Given Bernanke’s testimony lacking the QE bath salts many had been anticipating, we decided to continue mapping some potential targets on our shopping list and why not start with an EM focus given their susceptibility to slowing western demand.
The only real concern in this ETF are the Chinese Bank stocks however the weighting is not over the top when offset with the likes of Samsung and Gazprom. Both enjoy strength in their respective markets whether due to innovation or artificial trade barriers is neither here nor there …..
This map is a simple one because quite frankly the chart is too. The only technicals I would pay attention to pertain to the move higher from the 2008/09 low. Below are the bull and bear points of interest.
BULL
Of particular note are the 33% accumulation/participation Dow Theory line and its proximity to current price (just below). A move sub 36 would see this ETF move into accumulation and very likely draw larger players from the sidelines as risk profiles start looking too good to refuse.

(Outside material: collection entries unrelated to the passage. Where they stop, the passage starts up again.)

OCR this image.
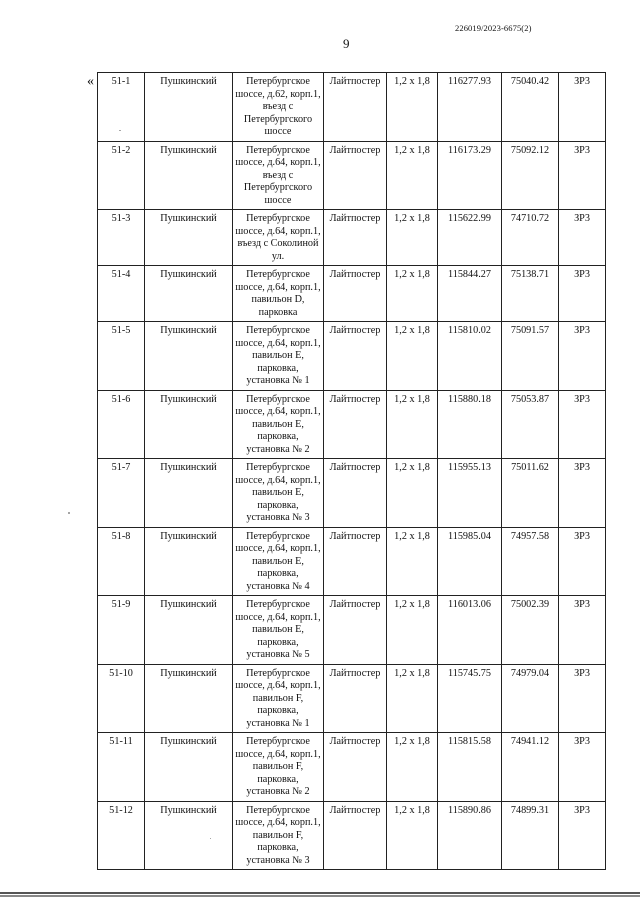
226019/2023-6675(2)
9
« 51-1	Пушкинский	Петербургское шоссе, д.62, корп.1, въезд с Петербургского шоссе	Лайтпостер	1,2 х 1,8	116277.93	75040.42	ЗР3
51-2	Пушкинский	Петербургское шоссе, д.64, корп.1, въезд с Петербургского шоссе	Лайтпостер	1,2 х 1,8	116173.29	75092.12	ЗР3
51-3	Пушкинский	Петербургское шоссе, д.64, корп.1, въезд с Соколиной ул.	Лайтпостер	1,2 х 1,8	115622.99	74710.72	ЗР3
51-4	Пушкинский	Петербургское шоссе, д.64, корп.1, павильон D, парковка	Лайтпостер	1,2 х 1,8	115844.27	75138.71	ЗР3
51-5	Пушкинский	Петербургское шоссе, д.64, корп.1, павильон E, парковка, установка № 1	Лайтпостер	1,2 х 1,8	115810.02	75091.57	ЗР3
51-6	Пушкинский	Петербургское шоссе, д.64, корп.1, павильон E, парковка, установка № 2	Лайтпостер	1,2 х 1,8	115880.18	75053.87	ЗР3
51-7	Пушкинский	Петербургское шоссе, д.64, корп.1, павильон E, парковка, установка № 3	Лайтпостер	1,2 х 1,8	115955.13	75011.62	ЗР3
51-8	Пушкинский	Петербургское шоссе, д.64, корп.1, павильон E, парковка, установка № 4	Лайтпостер	1,2 х 1,8	115985.04	74957.58	ЗР3
51-9	Пушкинский	Петербургское шоссе, д.64, корп.1, павильон E, парковка, установка № 5	Лайтпостер	1,2 х 1,8	116013.06	75002.39	ЗР3
51-10	Пушкинский	Петербургское шоссе, д.64, корп.1, павильон F, парковка, установка № 1	Лайтпостер	1,2 х 1,8	115745.75	74979.04	ЗР3
51-11	Пушкинский	Петербургское шоссе, д.64, корп.1, павильон F, парковка, установка № 2	Лайтпостер	1,2 х 1,8	115815.58	74941.12	ЗР3
51-12	Пушкинский	Петербургское шоссе, д.64, корп.1, павильон F, парковка, установка № 3	Лайтпостер	1,2 х 1,8	115890.86	74899.31	ЗР3
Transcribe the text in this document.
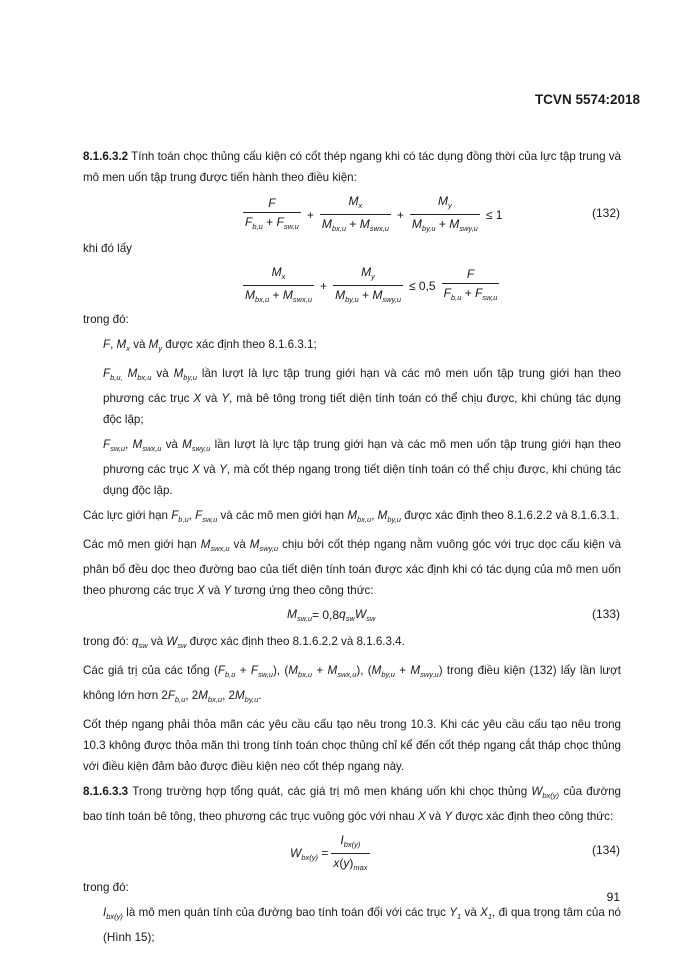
TCVN 5574:2018
8.1.6.3.2 Tính toán chọc thủng cấu kiện có cốt thép ngang khi có tác dụng đồng thời của lực tập trung và mô men uốn tập trung được tiến hành theo điều kiện:
$\frac{F}{F_{b,u} + F_{sw,u}} + \frac{M_x}{M_{bx,u} + M_{swx,u}} + \frac{M_y}{M_{by,u} + M_{swy,u}} \le 1$	(132)
khi đó lấy
$\frac{M_x}{M_{bx,u} + M_{swx,u}} + \frac{M_y}{M_{by,u} + M_{swy,u}} \le 0,5 \frac{F}{F_{b,u} + F_{sw,u}}$
trong đó:
F, $M_x$ và $M_y$ được xác định theo 8.1.6.3.1;
$F_{b,u,}$ $M_{bx,u}$ và $M_{by,u}$ lần lượt là lực tập trung giới hạn và các mô men uốn tập trung giới hạn theo phương các trục X và Y, mà bê tông trong tiết diện tính toán có thể chịu được, khi chúng tác dụng độc lập;
$F_{sw,u}$, $M_{swx,u}$ và $M_{swy,u}$ lần lượt là lực tập trung giới hạn và các mô men uốn tập trung giới hạn theo phương các trục X và Y, mà cốt thép ngang trong tiết diện tính toán có thể chịu được, khi chúng tác dụng độc lập.
Các lực giới hạn $F_{b,u}$, $F_{sw,u}$ và các mô men giới hạn $M_{bx,u}$, $M_{by,u}$ được xác định theo 8.1.6.2.2 và 8.1.6.3.1.
Các mô men giới hạn $M_{swx,u}$ và $M_{swy,u}$ chịu bởi cốt thép ngang nằm vuông góc với trục dọc cấu kiện và phân bố đều dọc theo đường bao của tiết diện tính toán được xác định khi có tác dụng của mô men uốn theo phương các trục X và Y tương ứng theo công thức:
$M_{sw,u} = 0,8$ $q_{sw}$ $W_{sw}$	(133)
trong đó: $q_{sw}$ và $W_{sw}$ được xác định theo 8.1.6.2.2 và 8.1.6.3.4.
Các giá trị của các tổng $(F_{b,u} + F_{sw,u})$, $(M_{bx,u} + M_{swx,u})$, $(M_{by,u} + M_{swy,u})$ trong điều kiện (132) lấy lần lượt không lớn hơn $2F_{b,u}$, $2M_{bx,u}$, $2M_{by,u}$.
Cốt thép ngang phải thỏa mãn các yêu cầu cấu tạo nêu trong 10.3. Khi các yêu cầu cấu tạo nêu trong 10.3 không được thỏa mãn thì trong tính toán chọc thủng chỉ kể đến cốt thép ngang cắt tháp chọc thủng với điều kiện đảm bảo được điều kiện neo cốt thép ngang này.
8.1.6.3.3 Trong trường hợp tổng quát, các giá trị mô men kháng uốn khi chọc thủng $W_{bx(y)}$ của đường bao tính toán bê tông, theo phương các trục vuông góc với nhau X và Y được xác định theo công thức:
$W_{bx(y)} = \frac{I_{bx(y)}}{x(y)_{max}}$	(134)
trong đó:
$I_{bx(y)}$ là mô men quán tính của đường bao tính toán đối với các trục $Y_1$ và $X_1$, đi qua trọng tâm của nó (Hình 15);
91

The other is a simple fib retracement across the 2008/09 low to 2011 high noting failure to even close below the 50% level and now nesting above the 38.2% area. A retest of the 50% level would look like a fat pitch and by year end the nett 1.45 yield on this instrument will likely pale compared to it’s growth potential should QE arrive later this year.
BEAR
Along the model base level 1 (red horizontal) you can see a quite prominent Head and Shoulders pattern with quite good symmetry in terms of time and price. We don’t tend to try and pick animals out of the clouds which many pattern chasers do a lot of the time however as this is on a weekly time-frame it deserves at least a cursory glance.

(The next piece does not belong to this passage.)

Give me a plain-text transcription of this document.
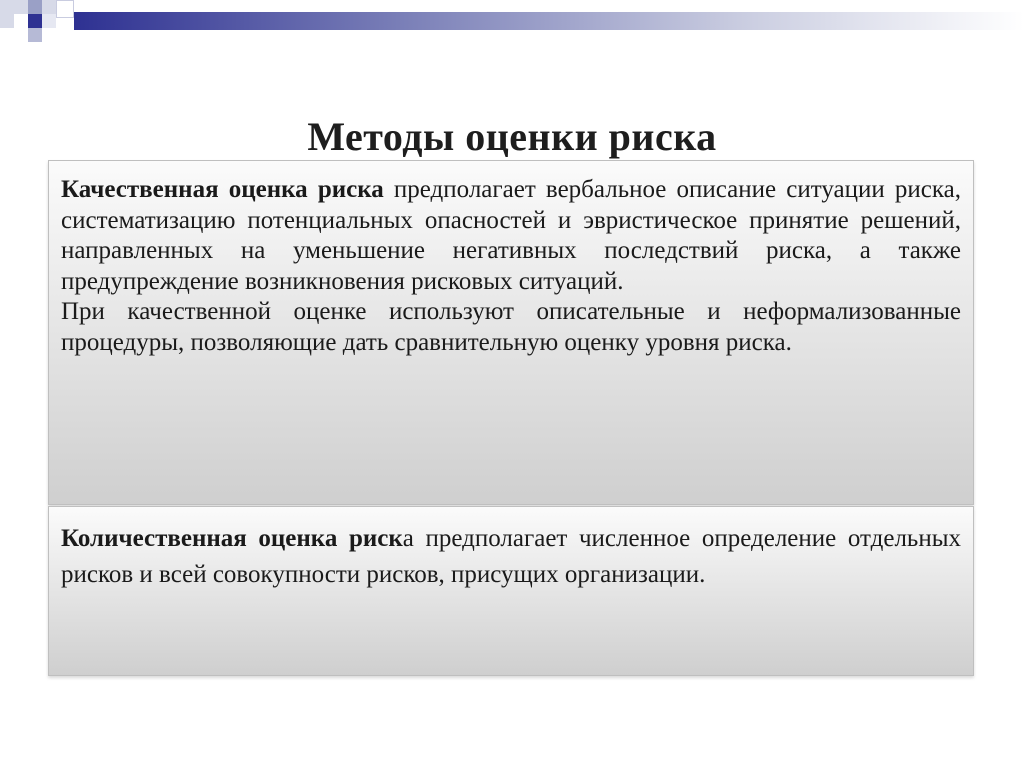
Методы оценки риска

Качественная оценка риска предполагает вербальное описание ситуации риска, систематизацию потенциальных опасностей и эвристическое принятие решений, направленных на уменьшение негативных последствий риска, а также предупреждение возникновения рисковых ситуаций.

При качественной оценке используют описательные и неформализованные процедуры, позволяющие дать сравнительную оценку уровня риска.

Количественная оценка риска предполагает численное определение отдельных рисков и всей совокупности рисков, присущих организации.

Volume showed that buyers came in on the first level 1 test at the June lows however this would need to support again and ideally in greater size to warrant some real confidence to the buy side. Conversely the narrow rising trading range of the past month or so off the lows may well be viewed by many as a bearish flag of sorts suggesting in extension that the systemic risk profile of the macro model may in fact be in play.
QUANTITATIVE
The numbers stack up and with this ETF having the potential to nurse near term sell offs on further QE disappointment we may well see one of those long opportunities that surprises to the upside.